Ma vie de rêves : Spirou en Bretagne
par Robert Laplante
Ça m’a pris plusieurs années avant d’aimer le Spirou de Jean-Claude Fournier. Des décennies même…
Il y avait bien 2 ou 3 aventures de Spirou que j’appréciais bien, Le faiseur d’or, L’abbaye truquée et L’Ankou, mais disons que je n’étais pas à ce point que sensible à sa vision du groom. C’est peut-être pour ça, que je ne me suis pas tellement intéressé au reste de sa production.
Jusqu’au moment, où j’ai mis la main sur Dans l’atelier de Fournier, une fabuleuse entrevue-fleuve dessinée, que le bédéiste avait donnée à Nicoby et Joub. Un ouvrage, où le dessinateur, qu’on sentait encore blessé par la fin orageuse de sa relation avec Spirou, se livrait en toute transparence. Dans l’atelier de Fournier a eu, chez-moi, l’effet d’une monumentale torgnole qui m’a réveillé…
Et si je l’avais mal jugé ?
C’était impossible de reprendre les rênes de Spirou, après le départ de Franquin. Personne ne pouvait combler le vide causé par l’abandon du maître. Juste d’y penser, c’était de la folie.
Le défi était aussi casse-gueule que celui qu’on avait demandé à Jocelyn Thibault, quand le Canadien avait échangé Patrick Roy. Jocelyn Thibault ne pouvait pas remplacer le meilleur gardien de but de sa profession. Tout comme Fournier, aussi talentueux soit-il, ne pouvait pas chausser les souliers d’un des dieux de la bédé. Non seulement c’était injuste pour Fournier, mais, en plus c’était presque un suicide public commandé par Dupuis. On aurait voulu tuer sa carrière qu’on n’aurait pas faite autrement.
Peut-être que s’il avait été le second ou le troisième repreneur de Spirou après Franquin, il aurait pu imposer son univers, sa poésie, son style et sa narration. Mais ça, on ne le saura jamais, puisqu’un jour il décida, après une trahison de son éditeur, d’abandonner Spirou. Et ce, même s’il avait déjà fait 5 planches de : Le maison dans la mousse. Une nouvelle aventure supervisée scénaristiquement par Franquin et dont Will devait faire les décors.
En bref, la découverte de l’atelier de Fournier m’a profondément surpris,
mais elle m’a également fait réévaluer favorablement ses récits que j’avais initialement mal jugés. Si le bouquin de Nicoby et Joub a marqué le retour, dans ma vie de lecteur, de Fournier, sa toute nouvelle bédé, Ma vie de rêves, elle, vient définitivement consacrer mon intérêt pour son travail.

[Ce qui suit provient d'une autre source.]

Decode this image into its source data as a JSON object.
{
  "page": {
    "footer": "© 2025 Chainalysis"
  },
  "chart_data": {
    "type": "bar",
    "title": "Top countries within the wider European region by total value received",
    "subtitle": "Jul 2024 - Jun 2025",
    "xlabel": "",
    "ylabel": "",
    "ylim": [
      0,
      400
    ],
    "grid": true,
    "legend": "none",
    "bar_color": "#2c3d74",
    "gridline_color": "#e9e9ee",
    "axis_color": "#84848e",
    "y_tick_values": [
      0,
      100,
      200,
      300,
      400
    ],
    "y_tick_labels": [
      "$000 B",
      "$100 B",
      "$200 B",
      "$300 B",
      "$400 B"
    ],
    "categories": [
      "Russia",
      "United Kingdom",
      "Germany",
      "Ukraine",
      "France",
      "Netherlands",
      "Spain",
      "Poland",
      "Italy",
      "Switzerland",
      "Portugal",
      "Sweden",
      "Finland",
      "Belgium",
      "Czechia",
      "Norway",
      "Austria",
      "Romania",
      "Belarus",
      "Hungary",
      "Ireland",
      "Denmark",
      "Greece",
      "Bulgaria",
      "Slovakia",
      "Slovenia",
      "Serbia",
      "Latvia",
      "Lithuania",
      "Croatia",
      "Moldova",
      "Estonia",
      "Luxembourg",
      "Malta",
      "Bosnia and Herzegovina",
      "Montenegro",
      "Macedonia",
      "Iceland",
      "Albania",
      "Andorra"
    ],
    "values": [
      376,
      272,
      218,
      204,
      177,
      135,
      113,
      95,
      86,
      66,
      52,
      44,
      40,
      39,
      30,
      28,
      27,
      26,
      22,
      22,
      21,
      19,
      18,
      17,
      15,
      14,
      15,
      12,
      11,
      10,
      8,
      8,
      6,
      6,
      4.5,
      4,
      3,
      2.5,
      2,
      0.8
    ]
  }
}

Dans cette récente bédé, sa première depuis 2019, Fournier a décidé de se raconter. À partir de ses anecdotes, le bédéiste se confie, sans faux-fuyant, sans fard, sans concession.
Le résultat est une kyrielle de moments sympathiques. Il y parle de son enfance en Bretagne, de son amour pour la culture bretonne, de ses voyages de promotion avec d’autres dessinateurs, comme le désopilant Tilleux, véritable roi de l’humour potache, ou encore de son apprentissage auprès de Franquin et de Rosy.

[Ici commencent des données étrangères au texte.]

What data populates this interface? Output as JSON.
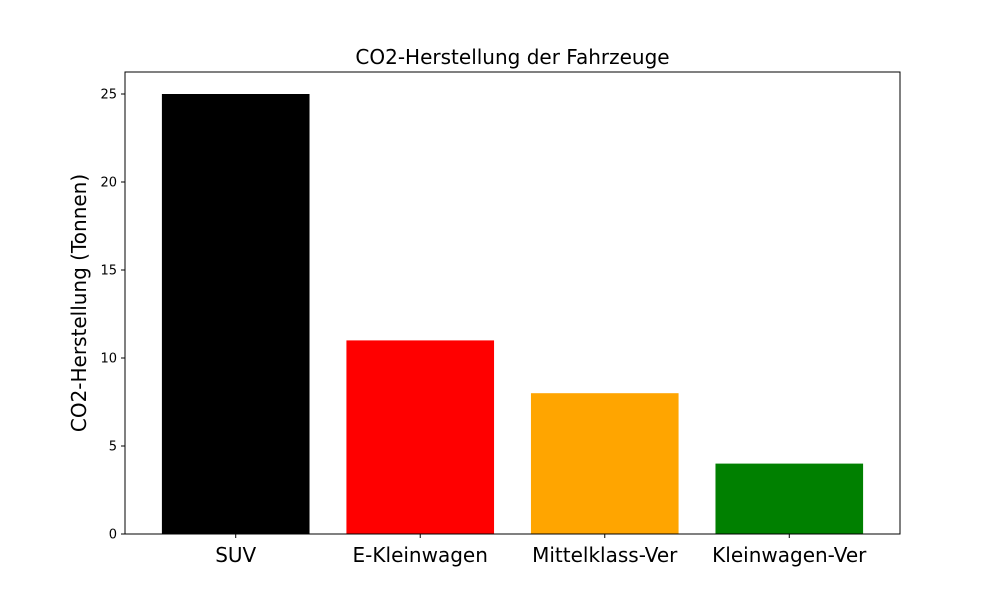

Bien que ces récits soient empreints de chaleur et d’affection, c’est surtout lorsqu’il évoque la tromperie des Éditions Dupuis que la bande dessinée atteint son apogée. Pour inciter Fournier à se dépasser, les dirigeants de la maison d’édition ont décidé de le défier en le faisant concourir contre un duo de dessinateurs de bandes dessinées. Quelque part, dans un des bureaux de l’éditeur, d’obscurs et anonymes administrateurs avaient eu cette idée « géniale. » Une trouvaille exceptionnelle qui devait, selon eux, permettre à Spirou et à Fournier de se renouveler.
Ces « gourous « du marketing de la bande dessinée étaient en réalité de véritables apprentis sorciers, mettant en place, sans le savoir, les pièces maîtresses pour créer une atmosphère angoissante et intimidante. Un climat délétère qui allait ébranler la confiance de Fournier et son attachement pour Dupuis, prêt à le sacrifier sur l’autel des ventes et des fausses bonnes idées.
Ce désaveu, il le vivra difficilement. On le comprend. Ne s’est-il pas fait poignarder par des gens en qui il avait une totale confiance, qui faisaient partie de sa famille, pour qui il était prêt à se sacrifier.
Témoignage éclairant, sans amertume, sans regret, sans règlement de compte, mais avec beaucoup de tendresse nostalgique, Ma vie de rêves raconte un Fournier beaucoup plus sympathique et complexe que je ne le percevais alors quand je lisais, jeune adolescent : Le faiseurs d’or.
Une belle bande dessinée pleine d’amour et de petites bulles de bonheur.